With the rise in inflation and cost-of-living crisis, it is now more important than ever to invest in your long-term financial success by diversifying your investment portfolio.

Although the average investor believes they own a diverse portfolio due to their investments being in equities, Isas (individual savings accounts) and bonds, these sectors all link back to the same marketplace.

If a stock market crash were to happen, they would likely lose their entire portfolio because they failed to effectively diversify.

Investors need to focus on investing in other markets such as alternative assets which can create true security. You can always rely on people drinking whisky which will see cask prices continue to rise and sell quickly.

5. Whisky shouldn’t just be measured by supply and demand

The Wealth Report 2023 from Knight Frank showed whisky performed the least out of the top alternative assets in 2022. This is largely because the report was based on supply and demand rather than valued by its quality and age, by which whisky should be more preferably measured.

The increase in demand for whisky has boosted its value, and with distilleries not necessarily needing to meet this demand the asset class will continue to stay desirable.

Image: Shutterstock

6. Its maturation process will continue to add value over time

Whisky’s maturation process increases the value of whisky; the older the whisky, the better it will taste. This has made whisky a desirable asset class for investors because of its consistent yet gradual increase in bottle price based on the whisky’s age.

This is a fundamental difference, compared to other similar assets – such as wine – that
do not benefit from this process, due to its taste not always correlating with the ageing
process and running the risk of producing a bad batch.

7. Whisky’s tax advantages

Unlike other investments, whisky casks allow investors to potentially earn a larger profit as it is not subject to capital gains tax.

The tax write-off is a result of whisky being seen as a wasting asset because its lifetime is deemed to be under 50 years old.

Despite this, whisky will always increase in value over time. Being a tax-free investment, whisky casks are a great way to build a diverse investment portfolio in a more tax-efficient way.

Image: Elite Wine & Whisky

8. India-UK’s free trade deal will increase the value of Scotch whisky

After tariffs fell from 600% to 150% in 2007, India became the highest importer of Scotch whisky by the bottle globally, even though in terms of value it is only the eighth biggest market in the world.

There have been talks of an India-UK free trade deal which could result in another tariff reduction. This would impact the whisky market, making Scotch a more valuable asset due to India adding to the demand and putting pressure on supply.

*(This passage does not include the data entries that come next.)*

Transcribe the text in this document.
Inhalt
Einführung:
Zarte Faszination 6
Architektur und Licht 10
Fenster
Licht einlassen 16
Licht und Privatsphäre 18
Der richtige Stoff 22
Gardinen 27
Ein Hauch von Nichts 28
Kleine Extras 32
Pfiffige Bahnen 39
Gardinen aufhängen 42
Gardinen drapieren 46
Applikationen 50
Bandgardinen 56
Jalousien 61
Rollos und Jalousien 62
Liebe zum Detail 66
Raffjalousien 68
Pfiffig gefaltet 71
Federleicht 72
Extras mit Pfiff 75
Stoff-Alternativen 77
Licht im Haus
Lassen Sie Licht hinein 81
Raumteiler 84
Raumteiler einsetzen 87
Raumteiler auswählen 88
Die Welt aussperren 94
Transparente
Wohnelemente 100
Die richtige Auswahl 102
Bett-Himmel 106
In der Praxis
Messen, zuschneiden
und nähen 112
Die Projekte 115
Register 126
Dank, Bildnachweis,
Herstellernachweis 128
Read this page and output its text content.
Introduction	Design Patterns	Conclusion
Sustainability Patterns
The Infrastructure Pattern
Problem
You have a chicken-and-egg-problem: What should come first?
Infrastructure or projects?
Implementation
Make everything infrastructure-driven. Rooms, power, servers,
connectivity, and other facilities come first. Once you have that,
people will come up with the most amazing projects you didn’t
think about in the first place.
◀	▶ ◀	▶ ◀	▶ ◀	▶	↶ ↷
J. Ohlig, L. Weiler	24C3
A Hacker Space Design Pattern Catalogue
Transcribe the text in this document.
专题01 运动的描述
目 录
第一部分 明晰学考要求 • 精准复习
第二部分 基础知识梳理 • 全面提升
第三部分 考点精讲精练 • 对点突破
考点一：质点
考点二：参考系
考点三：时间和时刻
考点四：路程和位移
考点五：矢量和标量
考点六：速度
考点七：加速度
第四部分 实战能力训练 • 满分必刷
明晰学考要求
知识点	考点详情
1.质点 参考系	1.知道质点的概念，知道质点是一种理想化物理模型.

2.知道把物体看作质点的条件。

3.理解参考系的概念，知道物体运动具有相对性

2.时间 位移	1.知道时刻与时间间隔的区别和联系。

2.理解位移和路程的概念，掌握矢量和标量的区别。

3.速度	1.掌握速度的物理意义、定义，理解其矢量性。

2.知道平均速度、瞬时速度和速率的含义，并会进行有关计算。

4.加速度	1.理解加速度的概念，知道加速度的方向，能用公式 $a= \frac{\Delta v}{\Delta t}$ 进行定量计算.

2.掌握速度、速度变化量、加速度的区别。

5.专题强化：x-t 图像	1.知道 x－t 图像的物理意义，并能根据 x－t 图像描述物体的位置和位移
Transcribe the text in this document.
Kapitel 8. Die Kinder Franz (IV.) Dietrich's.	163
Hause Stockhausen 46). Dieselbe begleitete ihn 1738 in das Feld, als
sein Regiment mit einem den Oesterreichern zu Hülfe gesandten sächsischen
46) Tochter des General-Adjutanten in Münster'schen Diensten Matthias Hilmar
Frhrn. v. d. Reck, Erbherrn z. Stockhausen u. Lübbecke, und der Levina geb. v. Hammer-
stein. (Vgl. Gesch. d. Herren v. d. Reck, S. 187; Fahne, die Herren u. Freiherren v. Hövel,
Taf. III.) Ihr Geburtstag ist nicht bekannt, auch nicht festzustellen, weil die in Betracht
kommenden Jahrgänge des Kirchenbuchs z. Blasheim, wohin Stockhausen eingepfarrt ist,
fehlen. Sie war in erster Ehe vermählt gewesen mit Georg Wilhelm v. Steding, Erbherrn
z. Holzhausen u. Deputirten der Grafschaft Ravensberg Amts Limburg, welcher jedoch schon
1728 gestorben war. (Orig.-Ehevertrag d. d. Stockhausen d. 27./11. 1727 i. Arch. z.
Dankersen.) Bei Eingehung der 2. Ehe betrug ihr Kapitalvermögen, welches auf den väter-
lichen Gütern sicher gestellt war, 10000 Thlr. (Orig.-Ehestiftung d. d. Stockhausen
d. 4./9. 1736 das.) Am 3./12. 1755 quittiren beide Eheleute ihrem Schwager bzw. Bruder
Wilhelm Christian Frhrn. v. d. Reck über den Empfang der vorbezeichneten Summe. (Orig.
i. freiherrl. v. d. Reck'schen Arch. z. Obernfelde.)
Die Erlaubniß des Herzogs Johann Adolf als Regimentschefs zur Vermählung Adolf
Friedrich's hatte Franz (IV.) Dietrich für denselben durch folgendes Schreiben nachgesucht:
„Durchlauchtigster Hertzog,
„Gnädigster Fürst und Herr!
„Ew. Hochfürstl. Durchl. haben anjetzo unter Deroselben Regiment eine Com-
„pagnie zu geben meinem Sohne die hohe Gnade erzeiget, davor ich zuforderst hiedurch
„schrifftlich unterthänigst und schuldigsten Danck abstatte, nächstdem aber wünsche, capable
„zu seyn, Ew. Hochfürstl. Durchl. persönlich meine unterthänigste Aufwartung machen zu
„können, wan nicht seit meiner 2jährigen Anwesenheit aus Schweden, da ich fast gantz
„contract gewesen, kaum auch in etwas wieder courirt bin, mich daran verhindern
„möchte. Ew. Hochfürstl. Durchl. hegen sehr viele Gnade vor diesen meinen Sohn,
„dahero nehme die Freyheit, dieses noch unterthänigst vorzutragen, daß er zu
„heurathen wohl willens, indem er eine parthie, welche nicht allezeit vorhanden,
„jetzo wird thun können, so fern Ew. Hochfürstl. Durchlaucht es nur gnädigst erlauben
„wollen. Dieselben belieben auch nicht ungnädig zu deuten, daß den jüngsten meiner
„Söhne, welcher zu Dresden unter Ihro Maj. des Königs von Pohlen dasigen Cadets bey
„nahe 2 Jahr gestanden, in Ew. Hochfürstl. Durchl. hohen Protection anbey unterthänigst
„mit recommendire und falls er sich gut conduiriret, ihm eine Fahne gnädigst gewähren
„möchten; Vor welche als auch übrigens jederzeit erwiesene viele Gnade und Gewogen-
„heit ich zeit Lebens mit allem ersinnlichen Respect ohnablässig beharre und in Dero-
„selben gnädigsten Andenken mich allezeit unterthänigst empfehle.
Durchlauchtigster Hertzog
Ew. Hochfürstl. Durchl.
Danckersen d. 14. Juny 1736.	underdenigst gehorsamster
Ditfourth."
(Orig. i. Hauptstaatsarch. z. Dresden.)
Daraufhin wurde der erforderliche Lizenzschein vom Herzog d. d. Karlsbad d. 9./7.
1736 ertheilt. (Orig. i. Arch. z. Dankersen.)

Although distilleries won’t be able to meet this demand, it will massively increase the value of Scotch whisky depending on the size of the tariff cut.

9. Diageo and Pernod increasing their prices will only add to whisky’s global demand

Pernod Ricard and Diageo have both recently announced plans to increase their whisky cask prices to counteract the rising costs in materials, energy and transportation because of inflation. This rise in price and limited stock will only make whisky more desirable, creating a more valuable asset class.

Diageo’s Brora Distillery. Image: Diageo

10. The image of whisky has changed

Whisky has stereotypically always been associated with being a man’s drink but in recent years, this narrative has drastically changed.

Recent reports have shown more women and younger generations drinking and investing in whisky.

The changing demographic has brought with it a growing number of consumers, resulting in added pressure on distilleries to meet this increase in demand.

Whisky has also become a more valuable asset to investors due to the premium prices that have resulted from the growth in demand.